Тут Данилка призадумался.
Он попробовал вызвать перед глазами лицо Родьки Анофриева, чтобы выявить приметы. И оказалось, что таковых у Родьки вообще нет — волосы того же русого темноватого цвета, что и у всех здешних, нос обыкновенный и борода обыкновенная, ни длинная и ни короткая. Бородавок и родимых пятен на видных местах не имеется. А заглянуть поглубже и определить хотя бы цвет глаз Данилке и на ум не пришло.
— Вань, а сколько тому Родьке лет?
— Родьке-то?
Восемнадцатилетний Ваня с детства привык к тому, что Родька — уже большой и бородатый. Никогда он не задавал себе такого вопроса — сколько лет тому или иному из конюхов. А вот теперь задал и призадумался.
— Старшенькому его, Матвейке, двенадцать, поди… Или даже больше… — начал соображать Ваня. — Когда он родился — это уж у тещи моей спрашивать нужно, бабы за такими делами следят. Ну, скажем, если как у меня Артемонка, то Родьке должно быть лет тридцать, ну, чуть поболее… А если как Васька у Гришки, так Родьке…
Гришка Анофриев первую жену с детьми потерял в чумное время, поспешил жениться, и его старшему, Васе, было уже два года, самому же Гришке — под сорок.

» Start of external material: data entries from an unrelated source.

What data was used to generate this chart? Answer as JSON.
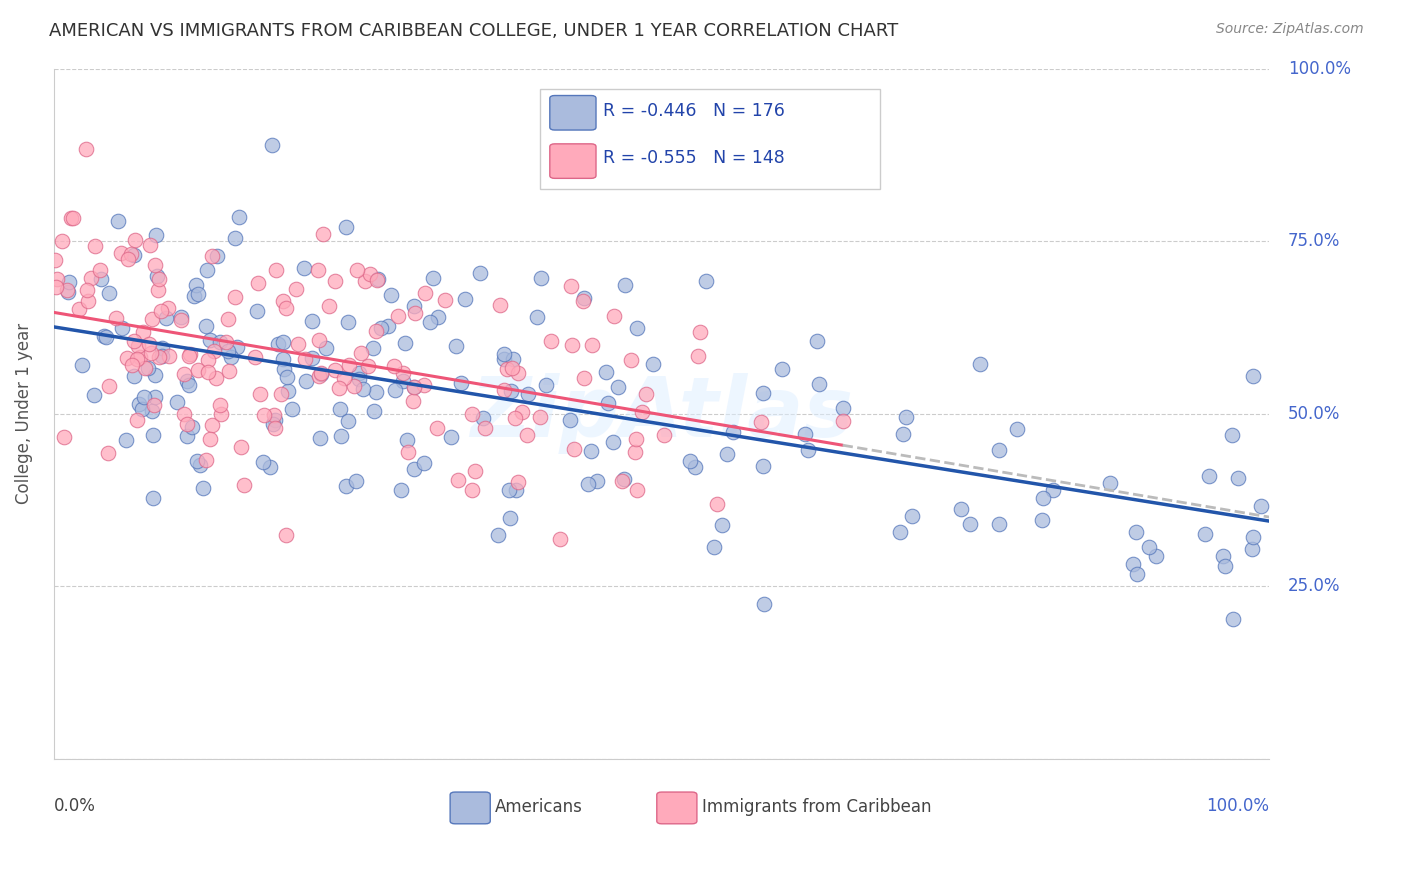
{
  "title": "AMERICAN VS IMMIGRANTS FROM CARIBBEAN COLLEGE, UNDER 1 YEAR CORRELATION CHART",
  "source": "Source: ZipAtlas.com",
  "ylabel": "College, Under 1 year",
  "legend_label1": "Americans",
  "legend_label2": "Immigrants from Caribbean",
  "r1": -0.446,
  "n1": 176,
  "r2": -0.555,
  "n2": 148,
  "color_american_fill": "#aabbdd",
  "color_american_edge": "#5577bb",
  "color_caribbean_fill": "#ffaabb",
  "color_caribbean_edge": "#dd6688",
  "color_line1": "#2255aa",
  "color_line2": "#ee5577",
  "color_line2_dashed": "#bbbbbb",
  "watermark_color": "#ccddeeff",
  "xlim": [
    0.0,
    1.0
  ],
  "ylim": [
    0.0,
    1.0
  ],
  "seed1": 42,
  "seed2": 77
}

— Нет, Данила, возраст — не примета, — помаявшись, решил Ваня. — Вон деду нашему иной шестьдесят на вид даст, а иной — восемьдесят лет. Мне-то самому по-разному дают. Кончай ты этой блажью маяться и спи!
С тем и ушел.
Данилка разулся и улегся на доске, согнув колени. Места мало, да уж выбирать не приходится. Под шубой он угрелся и даже засунул ноги в разошедшийся шов между сукном и мехом. Ногам сделалось совсем хорошо. Есть, правда, хотелось, ну да так не бывает, чтобы и тепло, и сытно, и спокойно разом.
Обычно Данилка, уработавшись, засыпал мгновенно. Однако этот день выдался бездельный — как увел его дед с конюшни, так Данилка и слонялся незнамо где, умаяться не успел. Вот и уснул не сразу, тем более что голова от размышлений гудела.
Проснулся он оттого, что на дворе звонко лаял пес. Видно, хозяева, выглянув в окошко, признали раннего гостя, потому что дверь в сенцы отворилась и баба в шубе выбежала на крылечко.
— Цыц, Полкан, свои! — закричала она. — Иди сюда, Прасковьица! Иди, не бойся!
Прасковью Данилка знал. У Родьки Анофриева был брат Фрол, не вынес чумного сидения, а она, Фролова вдова, уцелела. Очевидно, ей хотелось снова выйти замуж за кого-то из конюхов, и потому она дружилась с мужниной родней, вместе с другими бабами и девками забегала порой на Аргамачьи и на Большие, что в Чертолье, конюшни. Сейчас же Прасковья добровольно взяла на себя все заботы о Татьяне и ее семействе, то есть всячески показывала, какая она добрая да хозяйственная, как своих в горестях не оставляет.
Встретила ее Ванина теща, баба еще молодая, норовистая и языкастая.
— Ну, что Татьяна?
Прасковья, споро поднимаясь по лесенке на высокое крыльцо и обивая снег с сапог, успела рассказать и по каким домам роздали детей, и где Татьяна, и когда отпевание, а самое главное приберегла напоследок.
— А знаешь ли, свет, что Родька все Устиньино добро на кружечный двор сволок?
— Да ты сядь, отдышись! Я кашу вон из печи достала!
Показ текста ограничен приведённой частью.